Dia mencari handphone di kantongnya untuk menghubungi orang rumah namun dia tidak menemukannya.


Apa aku meninggalkannya dirumah ya? Tanyanya dalam hati.


"Kau tidak membawa handphone-mu?" tanya Lion.


Belum sempat Melody menjawab, handphone Lion berbunyi.


"Ini Ato, pasti menanyakanmu. Ya ampun kenapa mereka meneleponku memangnya aku ini panggilan darurat yang di telepon pertama kali saat keadaan darurat." gumam Lion.


"Tenang saja, aku bersamanya, kau tidak perlu..." perkataan Lion terhenti saat menjawab telepon itu, lalu memperhatikan layar handphone-nya, "Baterainya habis." ucap Lion.

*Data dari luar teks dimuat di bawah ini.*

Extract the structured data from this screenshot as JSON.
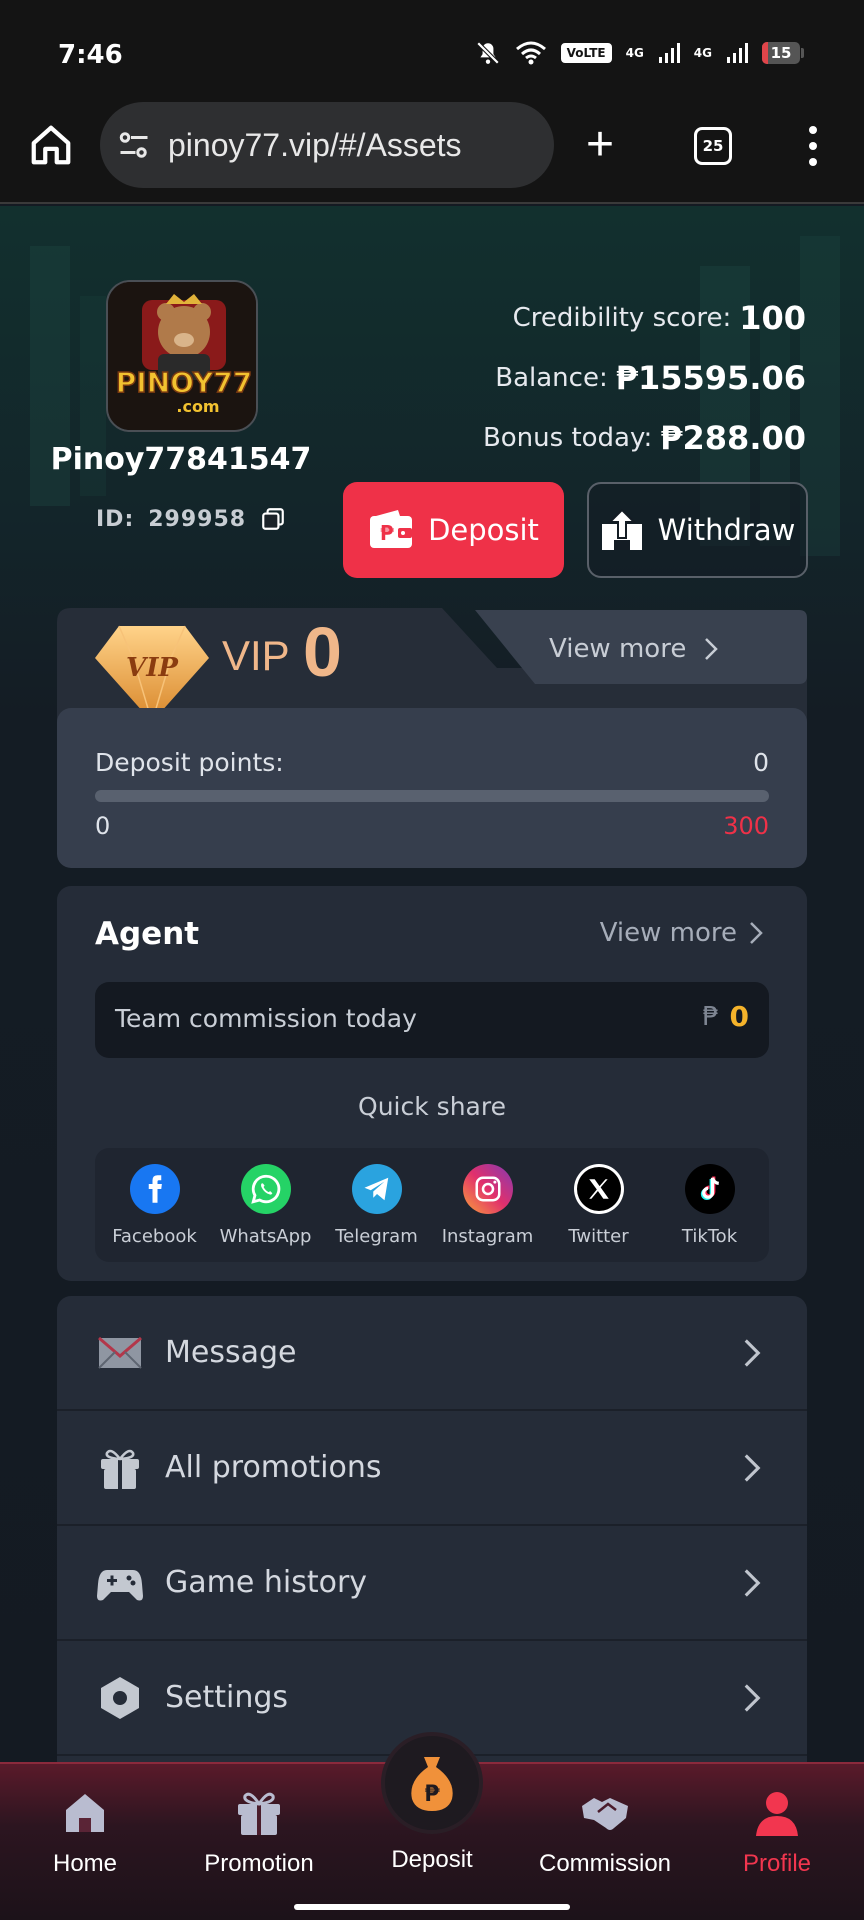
{
  "status": {
    "time": "7:46",
    "volte": "VoLTE",
    "network1": "4G",
    "network2": "4G",
    "battery": "15",
    "battery_level": 0.15
  },
  "browser": {
    "url": "pinoy77.vip/#/Assets",
    "tab_count": "25"
  },
  "profile": {
    "username": "Pinoy77841547",
    "id_label": "ID:",
    "id_value": "299958",
    "credibility_label": "Credibility score:",
    "credibility_value": "100",
    "balance_label": "Balance:",
    "balance_value": "₱15595.06",
    "bonus_label": "Bonus today:",
    "bonus_value": "₱288.00",
    "deposit_label": "Deposit",
    "withdraw_label": "Withdraw"
  },
  "vip": {
    "label": "VIP",
    "level": "0",
    "view_more": "View more",
    "deposit_points_label": "Deposit points:",
    "deposit_points_value": "0",
    "progress_min": "0",
    "progress_max": "300",
    "progress_fraction": 0
  },
  "agent": {
    "title": "Agent",
    "view_more": "View more",
    "commission_label": "Team commission today",
    "commission_currency": "₱",
    "commission_value": "0",
    "quick_share_title": "Quick share",
    "share": [
      {
        "label": "Facebook"
      },
      {
        "label": "WhatsApp"
      },
      {
        "label": "Telegram"
      },
      {
        "label": "Instagram"
      },
      {
        "label": "Twitter"
      },
      {
        "label": "TikTok"
      }
    ]
  },
  "menu": {
    "items": [
      {
        "label": "Message",
        "icon": "envelope-icon"
      },
      {
        "label": "All promotions",
        "icon": "gift-icon"
      },
      {
        "label": "Game history",
        "icon": "gamepad-icon"
      },
      {
        "label": "Settings",
        "icon": "hexagon-settings-icon"
      }
    ]
  },
  "nav": {
    "home": "Home",
    "promotion": "Promotion",
    "deposit": "Deposit",
    "commission": "Commission",
    "profile": "Profile",
    "active": "profile",
    "active_color": "#f2364f"
  },
  "colors": {
    "accent": "#ef3148",
    "vip_gold": "#f0b78a",
    "commission_gold": "#f5b32b"
  }
}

Melody membuang napas sambil memandang hujan yang jatuh tepat di hadapannya.


"Kenapa kau selalu membuang napas seperti itu?" ujar Lion. "Tenang saja, hujan ini tidak akan lama, sebentar juga berhenti. Kita tunggu saja."


"Dimana motormu?" tanya Melody tanpa menoleh pada Lion.


"Megan ya? Dia sedang masuk rumah sakit saat ini." jawab Lion. "Aku jadi merindukannya." lanjut Lion.


Melody tidak bertanya lagi dan hanya diam sambil memandang hujan begitu juga dengan Lion. Mereka berdiri bersebelahan tanpa berkata apapun setelah itu.


Dalam benak Melody masih dipenuhi pertanyaan tentang apa yang terjadi dengan Lion dan Sandra, namun gadis itu tidak berani menanyakannya langsung.


Hanya suara rintik hujan yang terdengar.